LEWISTON — Most of the city’s candidates for local office in November’s election closed the books on their campaigns this week, filing their final campaign finance reports.

All candidates for City Council, School Committee and the losing candidates in the mayor’s race needed to account for any spending and donations between Oct. 21 and Dec.8, City Clerk Kathy Montejo said.

Mayoral candidates Robert Macdonald and Ben Chin filed truncated reports this week, covering the period leading up to the Nov. 3 election because of the Dec. 8 runoff election.

The reports were due Tuesday and only mayoral candidate Steve Morgan and two School Committee candidates have not filed their reports. Montejo said Morgan contacted her office Friday and plans to file it Monday.

Most of the candidates ended up closing their accounts with less than $50 outstanding.

Ward 7 Councilor Mike Lachance spent $365.22 on his successful election, and ended his campaign with $1.75 left. Ward 2 Councilor-elect Tim Lajoie ended up spending $360 for advertisements and campaign materials, ending with a $38 balance.

Ward 1 Councilor Leslie Dubois, who lost her re-election bid, wound up spending $675 of her own money.

Her Ward 1 opponent, Councilor-elect Jim Lysen, spent another $392 on his campaign and added another $50 to the $1,141 balance he had on Oct. 21. Lysen ended the campaign with $833 left. He can use that money in 2017 if he runs for re-election, Montejo said.

Ward 3 Councilor-elect Isobel Golden ended her campaign with a $317 balance and Ward 6 losing candidate Kristen Kittredge ended with a $486 balance.

Macdonald and Chin filed reports this week covering their spending and donations between Oct. 21 and Nov. 3.

Chin took in another $6,767 in donations in that period while Macdonald brought in another $2,850. Chin spent $15,000 and Macdonald another $1,913.

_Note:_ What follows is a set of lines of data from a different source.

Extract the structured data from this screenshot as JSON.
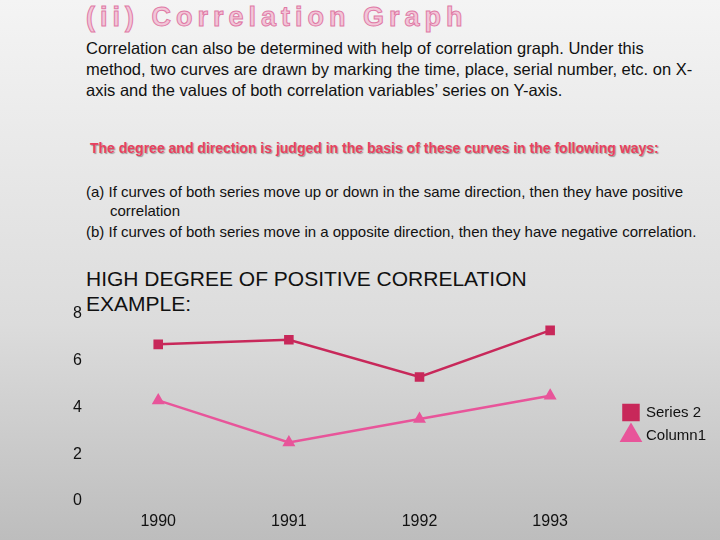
{
  "slide": {
    "title": "(ii) Correlation Graph",
    "intro": "Correlation can also be determined with help of correlation graph. Under this method, two curves are drawn by marking the time, place, serial number, etc. on X-axis and the values of both correlation variables’ series on Y-axis.",
    "subheading": "The degree and direction is judged in the basis of these curves in the following ways:",
    "points": [
      "(a) If curves of both series move up or down in the same direction, then they have positive correlation",
      "(b) If curves of both series move in a opposite direction, then they have negative correlation."
    ]
  },
  "chart_data": {
    "type": "line",
    "title": "HIGH DEGREE OF POSITIVE CORRELATION EXAMPLE:",
    "categories": [
      "1990",
      "1991",
      "1992",
      "1993"
    ],
    "series": [
      {
        "name": "Series 2",
        "color": "#c8285a",
        "marker": "square",
        "values": [
          6.7,
          6.9,
          5.3,
          7.3
        ]
      },
      {
        "name": "Column1",
        "color": "#e8559a",
        "marker": "triangle",
        "values": [
          4.3,
          2.5,
          3.5,
          4.5
        ]
      }
    ],
    "ylim": [
      0,
      8
    ],
    "yticks": [
      0,
      2,
      4,
      6,
      8
    ],
    "grid": false,
    "legend": "right"
  }
}
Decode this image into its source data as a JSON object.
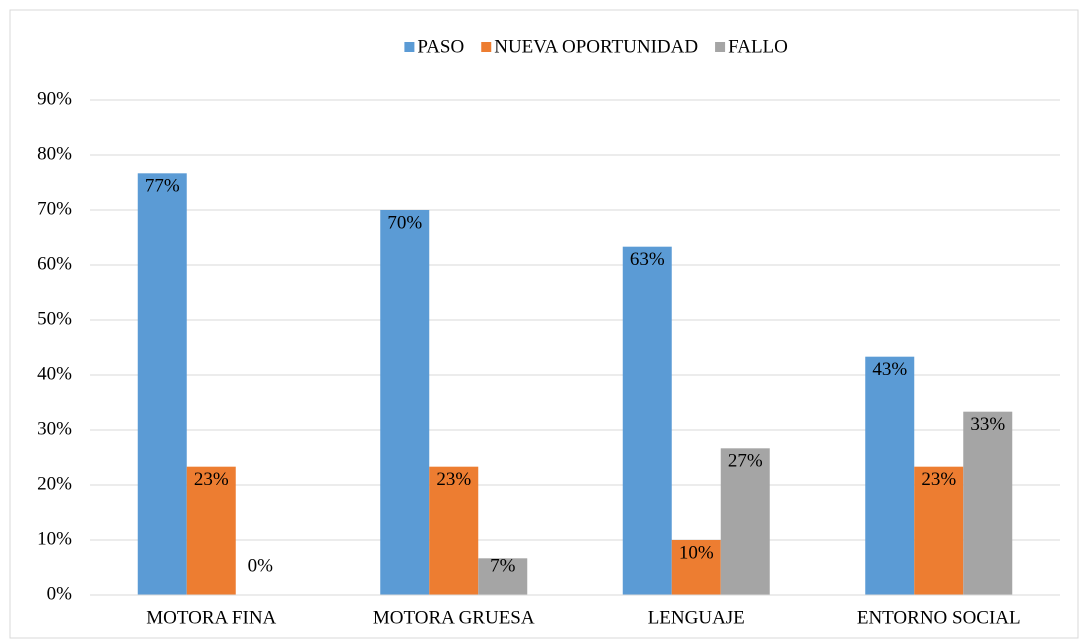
{
  "chart_data": {
    "type": "bar",
    "categories": [
      "MOTORA FINA",
      "MOTORA GRUESA",
      "LENGUAJE",
      "ENTORNO SOCIAL"
    ],
    "series": [
      {
        "name": "PASO",
        "color": "#5b9bd5",
        "values": [
          76.67,
          70,
          63.33,
          43.33
        ],
        "value_labels": [
          "77%",
          "70%",
          "63%",
          "43%"
        ]
      },
      {
        "name": "NUEVA OPORTUNIDAD",
        "color": "#ed7d31",
        "values": [
          23.33,
          23.33,
          10,
          23.33
        ],
        "value_labels": [
          "23%",
          "23%",
          "10%",
          "23%"
        ]
      },
      {
        "name": "FALLO",
        "color": "#a5a5a5",
        "values": [
          0,
          6.67,
          26.67,
          33.33
        ],
        "value_labels": [
          "0%",
          "7%",
          "27%",
          "33%"
        ]
      }
    ],
    "ylim": [
      0,
      90
    ],
    "yticks": [
      {
        "value": 0,
        "label": "0%"
      },
      {
        "value": 10,
        "label": "10%"
      },
      {
        "value": 20,
        "label": "20%"
      },
      {
        "value": 30,
        "label": "30%"
      },
      {
        "value": 40,
        "label": "40%"
      },
      {
        "value": 50,
        "label": "50%"
      },
      {
        "value": 60,
        "label": "60%"
      },
      {
        "value": 70,
        "label": "70%"
      },
      {
        "value": 80,
        "label": "80%"
      },
      {
        "value": 90,
        "label": "90%"
      }
    ],
    "grid": true,
    "legend": "top"
  }
}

Chin and Macdonald cannot close the books yet, Montejo said. Both candidates need to file reports covering their donations and spending leading up to the Dec. 8 runoff vote.

“It can get kind of confusing because their campaign treasurers need to keep two sets of books,” Montejo said. “Say they run a newspaper advertisement the day before the race, but they don’t get billed until a few days after. That needs to be included in this report because that’s when they actually spent it.”

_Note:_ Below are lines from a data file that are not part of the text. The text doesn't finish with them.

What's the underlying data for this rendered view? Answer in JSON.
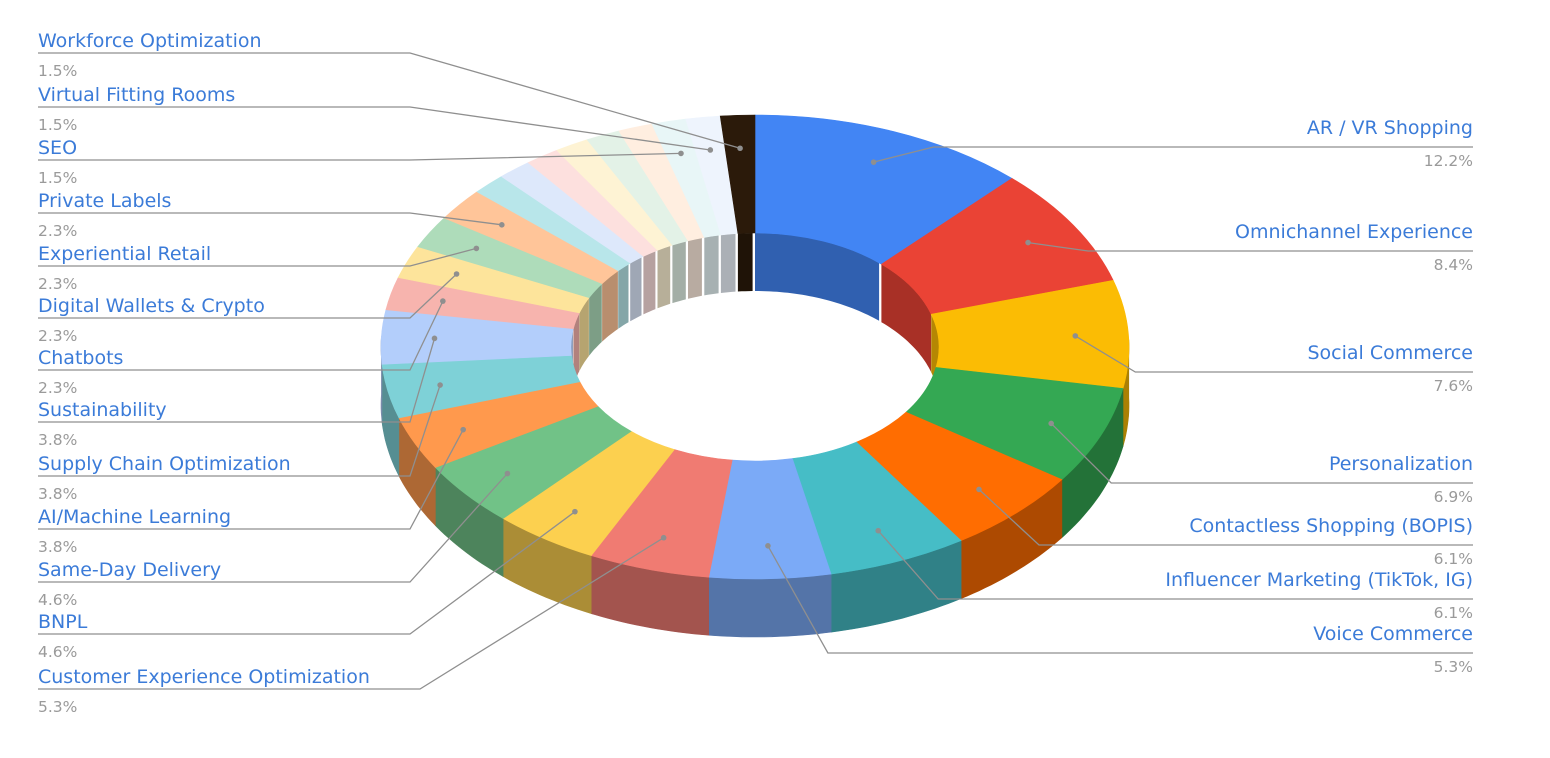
{
  "chart_data": {
    "type": "pie",
    "variant": "3d-donut",
    "title": "",
    "legend": "none",
    "slices": [
      {
        "label": "AR / VR Shopping",
        "value": 12.2,
        "value_label": "12.2%",
        "color": "#4285f4",
        "side": "right"
      },
      {
        "label": "Omnichannel Experience",
        "value": 8.4,
        "value_label": "8.4%",
        "color": "#ea4335",
        "side": "right"
      },
      {
        "label": "Social Commerce",
        "value": 7.6,
        "value_label": "7.6%",
        "color": "#fbbc04",
        "side": "right"
      },
      {
        "label": "Personalization",
        "value": 6.9,
        "value_label": "6.9%",
        "color": "#34a853",
        "side": "right"
      },
      {
        "label": "Contactless Shopping (BOPIS)",
        "value": 6.1,
        "value_label": "6.1%",
        "color": "#ff6d01",
        "side": "right"
      },
      {
        "label": "Influencer Marketing (TikTok, IG)",
        "value": 6.1,
        "value_label": "6.1%",
        "color": "#46bdc6",
        "side": "right"
      },
      {
        "label": "Voice Commerce",
        "value": 5.3,
        "value_label": "5.3%",
        "color": "#7baaf7",
        "side": "right"
      },
      {
        "label": "Customer Experience Optimization",
        "value": 5.3,
        "value_label": "5.3%",
        "color": "#f07b72",
        "side": "left"
      },
      {
        "label": "BNPL",
        "value": 4.6,
        "value_label": "4.6%",
        "color": "#fcd04f",
        "side": "left"
      },
      {
        "label": "Same-Day Delivery",
        "value": 4.6,
        "value_label": "4.6%",
        "color": "#71c287",
        "side": "left"
      },
      {
        "label": "AI/Machine Learning",
        "value": 3.8,
        "value_label": "3.8%",
        "color": "#ff994d",
        "side": "left"
      },
      {
        "label": "Supply Chain Optimization",
        "value": 3.8,
        "value_label": "3.8%",
        "color": "#7ed1d7",
        "side": "left"
      },
      {
        "label": "Sustainability",
        "value": 3.8,
        "value_label": "3.8%",
        "color": "#b3cefb",
        "side": "left"
      },
      {
        "label": "Chatbots",
        "value": 2.3,
        "value_label": "2.3%",
        "color": "#f7b4ae",
        "side": "left"
      },
      {
        "label": "Digital Wallets & Crypto",
        "value": 2.3,
        "value_label": "2.3%",
        "color": "#fde49b",
        "side": "left"
      },
      {
        "label": "Experiential Retail",
        "value": 2.3,
        "value_label": "2.3%",
        "color": "#aedcba",
        "side": "left"
      },
      {
        "label": "Private Labels",
        "value": 2.3,
        "value_label": "2.3%",
        "color": "#ffc599",
        "side": "left"
      },
      {
        "label": "",
        "value": 1.5,
        "value_label": "",
        "color": "#b8e6ea",
        "side": "none"
      },
      {
        "label": "",
        "value": 1.5,
        "value_label": "",
        "color": "#dde8fb",
        "side": "none"
      },
      {
        "label": "",
        "value": 1.5,
        "value_label": "",
        "color": "#fde0de",
        "side": "none"
      },
      {
        "label": "",
        "value": 1.5,
        "value_label": "",
        "color": "#fef3d4",
        "side": "none"
      },
      {
        "label": "",
        "value": 1.5,
        "value_label": "",
        "color": "#e3f2e7",
        "side": "none"
      },
      {
        "label": "",
        "value": 1.5,
        "value_label": "",
        "color": "#ffeee0",
        "side": "none"
      },
      {
        "label": "SEO",
        "value": 1.5,
        "value_label": "1.5%",
        "color": "#e8f6f7",
        "side": "left"
      },
      {
        "label": "Virtual Fitting Rooms",
        "value": 1.5,
        "value_label": "1.5%",
        "color": "#eef4fd",
        "side": "left"
      },
      {
        "label": "Workforce Optimization",
        "value": 1.5,
        "value_label": "1.5%",
        "color": "#2b1a0a",
        "side": "left"
      }
    ]
  }
}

Their first runoff election reports, covering Nov. 4 through 24, were due Nov. 27.

Their final reports, covering Nov. 25 through January, are due Jan. 19.

According to state laws, candidates with less than $100 can simply close their accounts. Candidates that end their campaign with balances of $100 or more will need to file semiannual reports unless they dispose of the money in one of several ways. They can donate the money to another candidate, political group, party, to a registered nonprofit or to the state, save it for future campaigns or return the money to campaign donors.